A second charge mortgage is an additional loan which uses the borrower’s home as security. It is second in priority behind the main mortgage loan and if the person is unable to meet their mortgage payments, the first charge lender is repaid before other lenders.
Before a consumer can take on a second charge mortgage, a stress test will be applied to demonstrate their affordability in the likelihood of a rise in interest rates. Other rules to check affordability, such as verifying income and disclosure requirements will also be used. This, combined with the Mortgage Credit Directive (MCD), is designed to prevent consumers from taking on more mortgage debt than they can afford to repay.
The MCD is an EU-wide framework of rules for member states around mortgage activities. Implementing the MCD in the UK will create a consistent level of protection for consumers taking out residential loans and it will be applied equally across first and second charge mortgages. The MCD also introduces additional protection to first charge lending that lenders and intermediaries must meet.
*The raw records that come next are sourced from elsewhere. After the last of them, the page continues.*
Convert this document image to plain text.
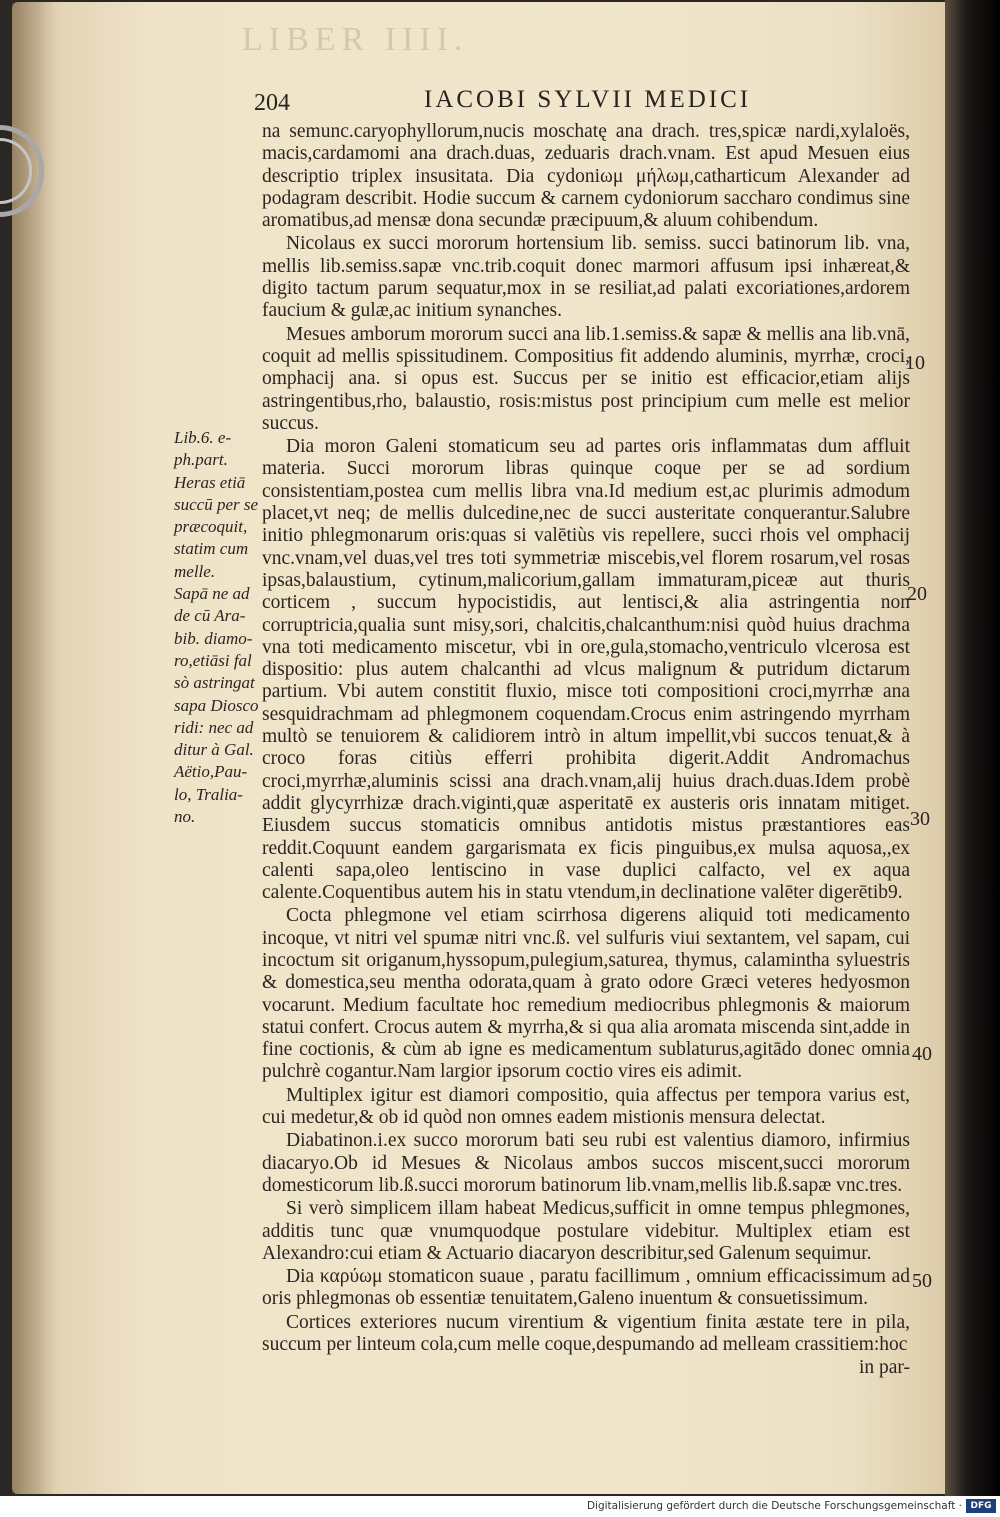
LIBER IIII.
204	IACOBI SYLVII MEDICI

na semunc.caryophyllorum,nucis moschatę ana drach. tres,spicæ nardi,xylaloës, macis,cardamomi ana drach.duas, zeduaris drach.vnam. Est apud Mesuen eius descriptio triplex insusitata. Dia cydoniωμ μήλωμ,catharticum Alexander ad podagram describit. Hodie succum & carnem cydoniorum saccharo condimus sine aromatibus,ad mensæ dona secundæ præcipuum,& aluum cohibendum.

Nicolaus ex succi mororum hortensium lib. semiss. succi batinorum lib. vna, mellis lib.semiss.sapæ vnc.trib.coquit donec marmori affusum ipsi inhæreat,& digito tactum parum sequatur,mox in se resiliat,ad palati excoriationes,ardorem faucium & gulæ,ac initium synanches.

Mesues amborum mororum succi ana lib.1.semiss.& sapæ & mellis ana lib.vnā, coquit ad mellis spissitudinem. Compositius fit addendo aluminis, myrrhæ, croci, omphacij ana. si opus est. Succus per se initio est efficacior,etiam alijs astringentibus,rho, balaustio, rosis:mistus post principium cum melle est melior succus.

Dia moron Galeni stomaticum seu ad partes oris inflammatas dum affluit materia. Succi mororum libras quinque coque per se ad sordium consistentiam,postea cum mellis libra vna.Id medium est,ac plurimis admodum placet,vt neq; de mellis dulcedine,nec de succi austeritate conquerantur.Salubre initio phlegmonarum oris:quas si valētiùs vis repellere, succi rhois vel omphacij vnc.vnam,vel duas,vel tres toti symmetriæ miscebis,vel florem rosarum,vel rosas ipsas,balaustium, cytinum,malicorium,gallam immaturam,piceæ aut thuris corticem , succum hypocistidis, aut lentisci,& alia astringentia non corruptricia,qualia sunt misy,sori, chalcitis,chalcanthum:nisi quòd huius drachma vna toti medicamento miscetur, vbi in ore,gula,stomacho,ventriculo vlcerosa est dispositio: plus autem chalcanthi ad vlcus malignum & putridum dictarum partium. Vbi autem constitit fluxio, misce toti compositioni croci,myrrhæ ana sesquidrachmam ad phlegmonem coquendam.Crocus enim astringendo myrrham multò se tenuiorem & calidiorem intrò in altum impellit,vbi succos tenuat,& à croco foras citiùs efferri prohibita digerit.Addit Andromachus croci,myrrhæ,aluminis scissi ana drach.vnam,alij huius drach.duas.Idem probè addit glycyrrhizæ drach.viginti,quæ asperitatē ex austeris oris innatam mitiget. Eiusdem succus stomaticis omnibus antidotis mistus præstantiores eas reddit.Coquunt eandem gargarismata ex ficis pinguibus,ex mulsa aquosa,,ex calenti sapa,oleo lentiscino in vase duplici calfacto, vel ex aqua calente.Coquentibus autem his in statu vtendum,in declinatione valēter digerētib9.

Cocta phlegmone vel etiam scirrhosa digerens aliquid toti medicamento incoque, vt nitri vel spumæ nitri vnc.ß. vel sulfuris viui sextantem, vel sapam, cui incoctum sit origanum,hyssopum,pulegium,saturea, thymus, calamintha syluestris & domestica,seu mentha odorata,quam à grato odore Græci veteres hedyosmon vocarunt. Medium facultate hoc remedium mediocribus phlegmonis & maiorum statui confert. Crocus autem & myrrha,& si qua alia aromata miscenda sint,adde in fine coctionis, & cùm ab igne es medicamentum sublaturus,agitādo donec omnia pulchrè cogantur.Nam largior ipsorum coctio vires eis adimit.

Multiplex igitur est diamori compositio, quia affectus per tempora varius est, cui medetur,& ob id quòd non omnes eadem mistionis mensura delectat.

Diabatinon.i.ex succo mororum bati seu rubi est valentius diamoro, infirmius diacaryo.Ob id Mesues & Nicolaus ambos succos miscent,succi mororum domesticorum lib.ß.succi mororum batinorum lib.vnam,mellis lib.ß.sapæ vnc.tres.

Si verò simplicem illam habeat Medicus,sufficit in omne tempus phlegmones, additis tunc quæ vnumquodque postulare videbitur. Multiplex etiam est Alexandro:cui etiam & Actuario diacaryon describitur,sed Galenum sequimur.

Dia καρύωμ stomaticon suaue , paratu facillimum , omnium efficacissimum ad oris phlegmonas ob essentiæ tenuitatem,Galeno inuentum & consuetissimum.

Cortices exteriores nucum virentium & vigentium finita æstate tere in pila, succum per linteum cola,cum melle coque,despumando ad melleam crassitiem:hoc

in par-

Lib.6. e-
ph.part.
Heras etiā
succū per se
præcoquit,
statim cum
melle.
Sapā ne ad
de cū Ara-
bib. diamo-
ro,etiāsi fal
sò astringat
sapa Diosco
ridi: nec ad
ditur à Gal.
Aëtio,Pau-
lo, Tralia-
no.
10
20
30
40
50
Digitalisierung gefördert durch die Deutsche Forschungsgemeinschaft · DFG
As part of the changes the FCA will transfer the regulation of second charge lending from its consumer credit regime to its mortgage regime. This change is expected to take place on 21st March 2016 and any firms advising on second charge mortgages must have adopted the MCD by this date. This tightening of regulations around second charge mortgage lending should prevent irresponsible borrowing and lending with the intention of creating a more efficient and competitive market in the future.